Nepverpleegkundige berooft ouderen tijdens corona van sieraden en geld
De 38-jarige Ruscha K. staat terecht voor het stelen van ouderen tussen de 81 en 88 jaar oud. De vrouw zou bejaarde vrouwen hun geld en sieraden afhandig hebben gemaakt en is herkend op camerabeelden. Zij ontkent echter in alle toonaarden en stelt dat de persoon op de beelden enkel op haar lijkt. De verdachte beweert zelfs in de gevangenis te hebben gezeten ten tijde van de diefstallen in Rotterdam en Capelle aan den IJssel. Dit meldt Rijnmond.

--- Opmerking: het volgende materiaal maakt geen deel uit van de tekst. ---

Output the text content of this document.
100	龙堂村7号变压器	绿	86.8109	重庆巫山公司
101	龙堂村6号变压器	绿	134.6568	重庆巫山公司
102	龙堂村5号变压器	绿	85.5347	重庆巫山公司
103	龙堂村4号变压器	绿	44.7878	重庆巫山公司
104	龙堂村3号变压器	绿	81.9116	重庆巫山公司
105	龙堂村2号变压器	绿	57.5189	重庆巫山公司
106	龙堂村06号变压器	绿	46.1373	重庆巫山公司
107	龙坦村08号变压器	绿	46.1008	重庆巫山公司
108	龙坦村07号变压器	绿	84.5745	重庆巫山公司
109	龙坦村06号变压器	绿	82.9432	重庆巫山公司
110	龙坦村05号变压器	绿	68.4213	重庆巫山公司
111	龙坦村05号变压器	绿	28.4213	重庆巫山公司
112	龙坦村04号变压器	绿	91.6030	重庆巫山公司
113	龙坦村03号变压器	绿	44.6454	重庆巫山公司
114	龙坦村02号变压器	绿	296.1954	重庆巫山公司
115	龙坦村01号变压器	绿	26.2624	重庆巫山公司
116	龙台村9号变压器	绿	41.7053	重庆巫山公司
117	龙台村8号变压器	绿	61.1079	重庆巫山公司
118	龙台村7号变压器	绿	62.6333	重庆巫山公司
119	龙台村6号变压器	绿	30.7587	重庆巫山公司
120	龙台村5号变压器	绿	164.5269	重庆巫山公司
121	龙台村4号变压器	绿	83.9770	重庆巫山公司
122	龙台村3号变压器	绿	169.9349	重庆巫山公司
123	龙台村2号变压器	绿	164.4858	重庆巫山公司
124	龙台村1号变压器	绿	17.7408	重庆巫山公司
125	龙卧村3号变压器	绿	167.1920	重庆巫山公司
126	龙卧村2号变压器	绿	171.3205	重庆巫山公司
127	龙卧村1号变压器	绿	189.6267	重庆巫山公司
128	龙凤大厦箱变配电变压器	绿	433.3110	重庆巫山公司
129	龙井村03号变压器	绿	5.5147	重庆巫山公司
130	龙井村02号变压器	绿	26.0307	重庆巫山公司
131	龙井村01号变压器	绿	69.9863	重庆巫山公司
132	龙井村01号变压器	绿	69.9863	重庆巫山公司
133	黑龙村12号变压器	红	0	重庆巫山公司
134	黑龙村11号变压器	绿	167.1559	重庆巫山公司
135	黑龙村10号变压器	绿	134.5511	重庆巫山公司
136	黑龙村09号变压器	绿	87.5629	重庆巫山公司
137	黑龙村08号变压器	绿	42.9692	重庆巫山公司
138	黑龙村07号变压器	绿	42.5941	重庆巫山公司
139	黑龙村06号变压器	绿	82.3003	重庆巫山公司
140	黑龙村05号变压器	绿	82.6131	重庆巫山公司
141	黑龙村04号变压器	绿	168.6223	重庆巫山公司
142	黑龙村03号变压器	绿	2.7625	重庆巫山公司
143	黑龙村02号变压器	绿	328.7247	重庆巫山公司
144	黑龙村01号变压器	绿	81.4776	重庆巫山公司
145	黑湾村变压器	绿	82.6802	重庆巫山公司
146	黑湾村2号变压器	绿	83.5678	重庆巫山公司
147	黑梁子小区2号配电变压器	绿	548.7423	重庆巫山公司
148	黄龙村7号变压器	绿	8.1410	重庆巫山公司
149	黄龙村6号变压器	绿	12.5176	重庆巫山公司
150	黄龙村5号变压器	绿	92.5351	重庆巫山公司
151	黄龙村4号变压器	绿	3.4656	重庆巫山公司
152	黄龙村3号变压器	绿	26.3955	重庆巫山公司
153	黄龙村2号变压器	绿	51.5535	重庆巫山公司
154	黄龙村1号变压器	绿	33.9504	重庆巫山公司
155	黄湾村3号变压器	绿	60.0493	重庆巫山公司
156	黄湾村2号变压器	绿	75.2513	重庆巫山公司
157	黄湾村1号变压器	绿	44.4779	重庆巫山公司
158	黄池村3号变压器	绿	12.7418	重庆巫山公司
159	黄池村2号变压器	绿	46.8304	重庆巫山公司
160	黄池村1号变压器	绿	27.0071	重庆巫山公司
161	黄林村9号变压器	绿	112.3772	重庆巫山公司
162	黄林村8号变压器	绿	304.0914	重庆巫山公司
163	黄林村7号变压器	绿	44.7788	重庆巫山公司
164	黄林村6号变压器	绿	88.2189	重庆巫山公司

Tussen juni en september 2020 zou K. zich hebben voorgedaan als verpleegkundige. Ze vroeg een vrouw bijvoorbeeld om haar kleren uit te doen en naar de badkamer te gaan, terwijl zij ervandoor ging met sieraden en geld. Een andere vrouw verloor haar kostbaarheden toen de nepverpleegkundige deed alsof ze een longfoto ging maken. K. slaagde bij drie bejaarde vrouwen, bij twee anderen mislukte de beroving.

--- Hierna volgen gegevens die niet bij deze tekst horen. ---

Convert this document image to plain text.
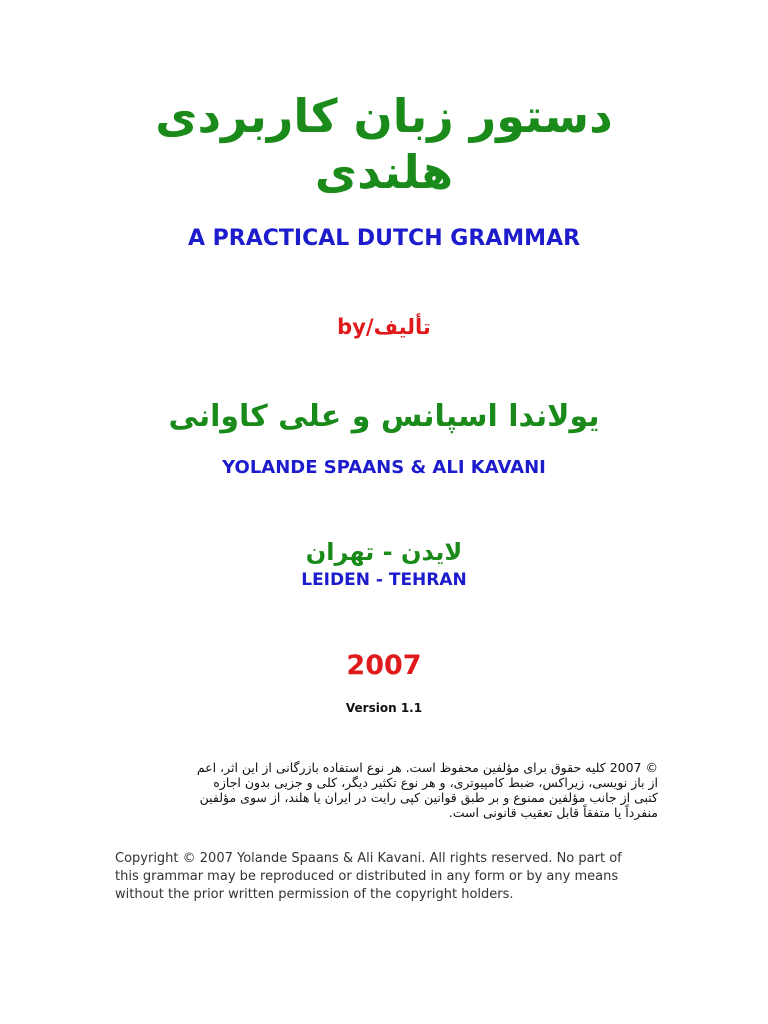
دستور زبان کاربردی
هلندی
A PRACTICAL DUTCH GRAMMAR
by/تألیف
یولاندا اسپانس و علی کاوانی
YOLANDE SPAANS & ALI KAVANI
لایدن - تهران
LEIDEN - TEHRAN
2007
Version 1.1
© 2007 کلیه حقوق برای مؤلفین محفوظ است. هر نوع استفاده بازرگانی از این اثر، اعم
از باز نویسی، زیراکس، ضبط کامپیوتری، و هر نوع تکثیر دیگر، کلی و جزیی بدون اجازه
کتبی از جانب مؤلفین ممنوع و بر طبق قوانین کپی رایت در ایران یا هلند، از سوی مؤلفین
منفرداً یا متفقاً قابل تعقیب قانونی است.
Copyright © 2007 Yolande Spaans & Ali Kavani. All rights reserved. No part of
this grammar may be reproduced or distributed in any form or by any means
without the prior written permission of the copyright holders.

Agenten herkennen K. op camerabeelden
Volgens agenten is het Ruscha K. op de camerabeelden. Zij herkennen haar omdat K. eerder diefstallen pleegde in verzorgingshuizen, samen met haar verdwenen partner Giulio N.. Bovendien heeft ze eerdere straffen opgelegd gekregen: vier jaar cel in 2018 en zes jaar cel door een Belgische rechter in 2021. Een Duitse rechter legt in datzelfde jaar nog een voorwaardelijke gevangenisstraf op. Haar werkwijze komt overeen met diefstallen waarvoor ze nu terecht staat: K. doet zich voor als verpleegkundige of thuishulp, laat slachtoffers zich ontdoen van hun kleren en neemt daarna alle kostbaarheden mee.
Voldoende bewijs
Volgens K. kan ze de laatste diefstallen niet hebben gepleegd, omdat ze in de gevangenis zat. Maar het blijft onduidelijk wanneer ze exact in de cel zat. Volgens de rechter heeft de vrouw enige tijd met een enkelband rondgelopen, tot ze die had doorgeknipt. Vooralsnog is er volgens de rechter voldoende bewijs dat K. schuldig is en dat de kans op herhaling zeer aanwezig is. Ze reageert onthutst op de conclusie van de rechter en stelt een levenseindewens te hebben. Hierop laat de rechter de officier van justitie contact zoeken met haar detentiecentrum, zodat ze een extra oogje in het zeil kunnen houden.